Garmin isn’t particularly worried (at least publicly) about competing with Apple’s satellite feature. 

“It would be difficult to characterize a smartphone product as a true competitor to inReach,” Chip Noble, Garmin’s senior product manager for inReach devices, said. “The inReach Mini 2 offers battery life of up to 30 days. What’s more, Garmin inReach devices are impact resistant, so they’re built to withstand the elements. Smartphones, on the other hand, are fragile devices with screens that can shatter, rendering them useless.”

“Garmin staffs a professionally trained 24-7 response coordination center that goes beyond ensuring an S.O.S. is relayed to emergency dispatchers,” Noble added. “Coordinators engage correct local authorities, communicate with your emergency contacts, and keep you up-to-date on progress until the incident is resolved. InReach devices do not require the device to be continually aimed at a passing satellite for either messaging or declaring an S.O.S.”

For these reasons, several hikers on Facebook commented on my posts saying they only trust their Garmin devices and have, in fact, used them successfully in emergencies on a number of occasions. 

One story that I received from Washington state resident Sue Magyar stood out.
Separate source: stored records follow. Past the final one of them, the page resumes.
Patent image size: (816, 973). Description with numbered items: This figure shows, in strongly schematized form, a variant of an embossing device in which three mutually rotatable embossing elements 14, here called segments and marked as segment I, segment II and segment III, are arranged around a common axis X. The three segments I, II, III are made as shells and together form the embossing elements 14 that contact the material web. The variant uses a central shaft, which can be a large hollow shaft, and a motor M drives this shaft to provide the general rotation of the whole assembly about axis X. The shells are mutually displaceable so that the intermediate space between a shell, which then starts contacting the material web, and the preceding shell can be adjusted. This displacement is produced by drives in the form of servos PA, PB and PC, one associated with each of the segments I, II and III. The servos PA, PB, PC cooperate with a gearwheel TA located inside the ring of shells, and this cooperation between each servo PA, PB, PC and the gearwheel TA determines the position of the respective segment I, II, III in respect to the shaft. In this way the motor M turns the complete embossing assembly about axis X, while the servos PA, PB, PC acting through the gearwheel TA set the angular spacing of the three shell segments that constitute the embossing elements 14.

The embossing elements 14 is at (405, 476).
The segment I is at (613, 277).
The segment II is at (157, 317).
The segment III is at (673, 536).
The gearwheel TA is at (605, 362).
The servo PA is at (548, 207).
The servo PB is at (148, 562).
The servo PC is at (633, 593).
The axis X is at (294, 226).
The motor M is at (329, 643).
When on a river trip in Idaho, several heavy mudslides blocked the road that she and her family were driving during a raft shuttle, trapping five adults, two kids, and two dogs in a remote valley. They had an iPhone and a Spot X device at their disposal. The iPhone was unable to connect to a satellite, likely due to the steep canyon they were stuck in, but the Spot X was able to successfully connect and contact emergency responders.
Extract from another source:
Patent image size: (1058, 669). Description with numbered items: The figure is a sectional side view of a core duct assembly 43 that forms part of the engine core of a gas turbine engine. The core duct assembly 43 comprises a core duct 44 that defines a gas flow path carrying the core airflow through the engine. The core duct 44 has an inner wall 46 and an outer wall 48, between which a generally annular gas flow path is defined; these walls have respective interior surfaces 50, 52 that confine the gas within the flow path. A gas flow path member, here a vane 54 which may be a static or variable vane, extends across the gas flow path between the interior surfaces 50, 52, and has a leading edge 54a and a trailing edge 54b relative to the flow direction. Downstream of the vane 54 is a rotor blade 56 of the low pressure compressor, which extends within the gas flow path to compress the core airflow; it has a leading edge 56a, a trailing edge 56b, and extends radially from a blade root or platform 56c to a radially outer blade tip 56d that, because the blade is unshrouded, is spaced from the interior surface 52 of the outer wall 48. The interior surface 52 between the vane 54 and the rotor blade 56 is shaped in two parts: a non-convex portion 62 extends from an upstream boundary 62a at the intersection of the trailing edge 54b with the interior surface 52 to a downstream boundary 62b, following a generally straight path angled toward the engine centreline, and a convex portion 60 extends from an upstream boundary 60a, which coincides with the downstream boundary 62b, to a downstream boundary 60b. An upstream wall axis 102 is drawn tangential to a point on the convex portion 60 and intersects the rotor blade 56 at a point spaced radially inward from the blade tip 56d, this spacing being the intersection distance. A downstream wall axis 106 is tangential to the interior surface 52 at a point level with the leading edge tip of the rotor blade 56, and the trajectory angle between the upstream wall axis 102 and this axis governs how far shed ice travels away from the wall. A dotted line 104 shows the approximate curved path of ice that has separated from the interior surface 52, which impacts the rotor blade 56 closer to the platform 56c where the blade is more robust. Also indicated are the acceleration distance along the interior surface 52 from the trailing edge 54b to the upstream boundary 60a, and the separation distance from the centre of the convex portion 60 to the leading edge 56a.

“Definitely don’t rely on the iPhone satellite,” said Magyar. “I just don’t think you can count on it working for an emergency like this. I (recommend) using other devices, maybe even those simpler devices that are just an emergency button. I get the appeal of an iPhone. Why do I need to invest in this other device? But I think if you’re adventuring, you just can’t make assumptions.”

Magyar’s problems with the iPhone satellite are interesting because both Apple and Spot use the same Globalstar satellite network. On the other hand, a competitor like Garmin, uses a different network, Iridium. Some Facebook commenters (of course, be cautious about information obtained on social media) theorized in my posts that the iPhone doesn’t have as strong of an antenna as the other satellite devices, but I don’t see anything online that definitively proves that. 

Whether you should rely on the iPhone or a dedicated satellite communicator depends on the user and their requirements. You should consider if you are hiking in remote or well-trafficked areas, which countries you plan to use your device in, and the risk level of the activities you partake in. As for me, all signs from my research seem to be pointing towards acquiring a satellite device and not depending solely on the iPhone. However, we’ll see if my minimalistically driven brain will actually shell out the cash for a new device, or simply be content upgrading my iPhone. Regardless, it’s a nifty feature for Apple and a good start for enhancing safety. I can’t imagine it will take too long for Apple to improve its satellite capabilities to more strongly compete in the market.